J-37 : Courses contre la montre

 

Le coup d’envoi de la 2ème édition de la Barcelona World Race, tour du monde en double et sans escale, sera donné le 31 décembre prochain. Quinze monocoques de 60 pieds, trente navigateurs, parmi lesquels on comptera dix Français, s’élanceront sur cette course internationale qui part de Barcelone et y revient. Pendant ces trois mois d’aventure humaine et sportive, les marins vont parcourir 25 000 milles (45 550 km) en passant par les trois caps mythiques : Bonne Espérance, Leeuwin et Horn. Pour les différents équipages français engagés dans la Barcelona World Race, le compte à rebours a commencé. La date limite du 17 décembre à laquelle les IMOCA 60 doivent être tous amarrés à Barcelone approche à grand pas et au sein des différentes équipes, on met en place le rétro planning qui permettra de finaliser les derniers travaux dans les délais impartis.

 Groupe Bel au hangar

Le bateau rouge de Kito de Pavant est bien arrivé à sa base de Port Camargue après son abandon dans la Route du Rhum. Convoyé depuis les Açores par Sébastien Audigane qui sera le coéquipier de Kito sur la Barcelona World Race, le bateau a été immédiatement sorti d’eau et déquillé, de manière à procéder à une révision générale du système de palan de quille. « Paradoxalement, cela change peu de choses dans notre planning. Nous avions déjà prévu que ce soit Sébastien qui ramène le bateau à la voile de Guadeloupe. Là, nous avons un chantier supplémentaire qui s’ajoute, mais le convoyage dure moins longtemps… De plus, nous ne sommes qu’à une vingtaine d’heures de mer de Barcelone. Pour une fois, être Méditerranéen est un avantage évident », relativisait Kito de Pavant.

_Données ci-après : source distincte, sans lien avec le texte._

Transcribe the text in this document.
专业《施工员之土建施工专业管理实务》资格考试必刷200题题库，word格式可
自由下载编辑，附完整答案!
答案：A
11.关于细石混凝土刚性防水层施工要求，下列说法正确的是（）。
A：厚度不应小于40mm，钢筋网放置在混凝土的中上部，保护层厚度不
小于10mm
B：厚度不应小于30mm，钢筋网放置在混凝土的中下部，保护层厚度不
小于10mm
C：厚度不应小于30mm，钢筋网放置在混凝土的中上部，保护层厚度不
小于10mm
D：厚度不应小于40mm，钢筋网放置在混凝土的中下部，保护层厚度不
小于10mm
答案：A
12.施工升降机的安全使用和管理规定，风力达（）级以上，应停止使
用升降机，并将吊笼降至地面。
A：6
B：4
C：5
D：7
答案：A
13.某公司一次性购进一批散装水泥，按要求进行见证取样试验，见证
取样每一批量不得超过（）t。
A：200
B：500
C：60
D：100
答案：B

 Virbac-Paprec 3 et Foncia vont en cargo

Pour Jean-Pierre Dick comme pour Michel Desjoyeaux, l’escale guadeloupéenne aura été de courte durée. Les deux navigateurs ont dû immédiatement rallier Fort-de-France en Martinique pour embarquer sur l’Olivia, un porte-conteneurs qui doit ramener les deux monocoques à Barcelone pour le 29 novembre. Démâtage, installation des deux monocoques sur ber pour la traversée, les équipes techniques et les skippers disposent de quelques jours de répit avant d’attaquer le chantier de préparation des bateaux pour la course. Les deux équipes de Foncia et Virbac-Paprec 3 seront installées à demeure dans la capitale catalane dès le début du mois de décembre.

 Président en test

Autre chantier, autre destin. Pour Jean Le Cam et Bruno Garcia, c’est l’heure d’engranger des milles en commun. Les deux navigateurs ont remis à l’eau, mercredi dernier, le bateau, loué à Mike Golding. Après un chantier consacré essentiellement à la recherche du gain de poids et à quelques aménagements de détail, l’équipage franco-espagnol va maintenant procéder aux tests des voiles commandées pour la course. L’occasion aussi de gagner en confiance dans les manœuvres à deux. Le convoyage devrait avoir lieu dans les premiers jours de décembre. « On va aussi profiter de ces jours de navigation pour apprendre à mieux se connaître avec Bruno. Mais, de toutes les façons, on est entre personnes raisonnables. C’est notre intérêt à tous les deux que ça se passe bien et que l’on se fasse plaisir » témoignait un Jean Le Cam visiblement tout heureux de repartir pour un tour du monde.

 Fruit around the world en chantier après qualification

Krzysztof Owczarek et Armand Coursodon se sont qualifiés pendant le convoyage de près de 3000 milles (soit plus de 5000 kms) entre Port-la-Forêt et La Ciotat. L’équipage franco-polonais a désormais pris ses quartiers à Tarragone (sud-ouest de Barcelone), où le bateau est entré en chantier pour prendre les couleurs de son nouveau partenaire Fruit around the world. Le monocoque de 60 pieds n’est autre que le double vainqueur du Vendée Globe aux mains de Michel Desjoyeaux (2000) tout d’abord, puis de Vincent Riou (2004). Inutile de dire que le bateau est parfaitement éprouvé puisque c’est encore lui qui mené par Sam Davies, a fini quatrième de la dernière édition du Vendée Globe.

 Mirabaud en route pour Barcelone

Dominique Wavre et Michèle Paret, troisièmes de la première édition de la Barcelona World Race, devaient convoyer leur monocoque vers la capitale catalane la semaine dernière. Compte tenu de la météo exécrable qui régnait sur le golfe de Gascogne, les deux navigateurs ont décidé de repousser leur départ de quelques jours. C’est finalement aujourd’hui à 17h, que le duo suisso-français a quitté le port de La Rochelle.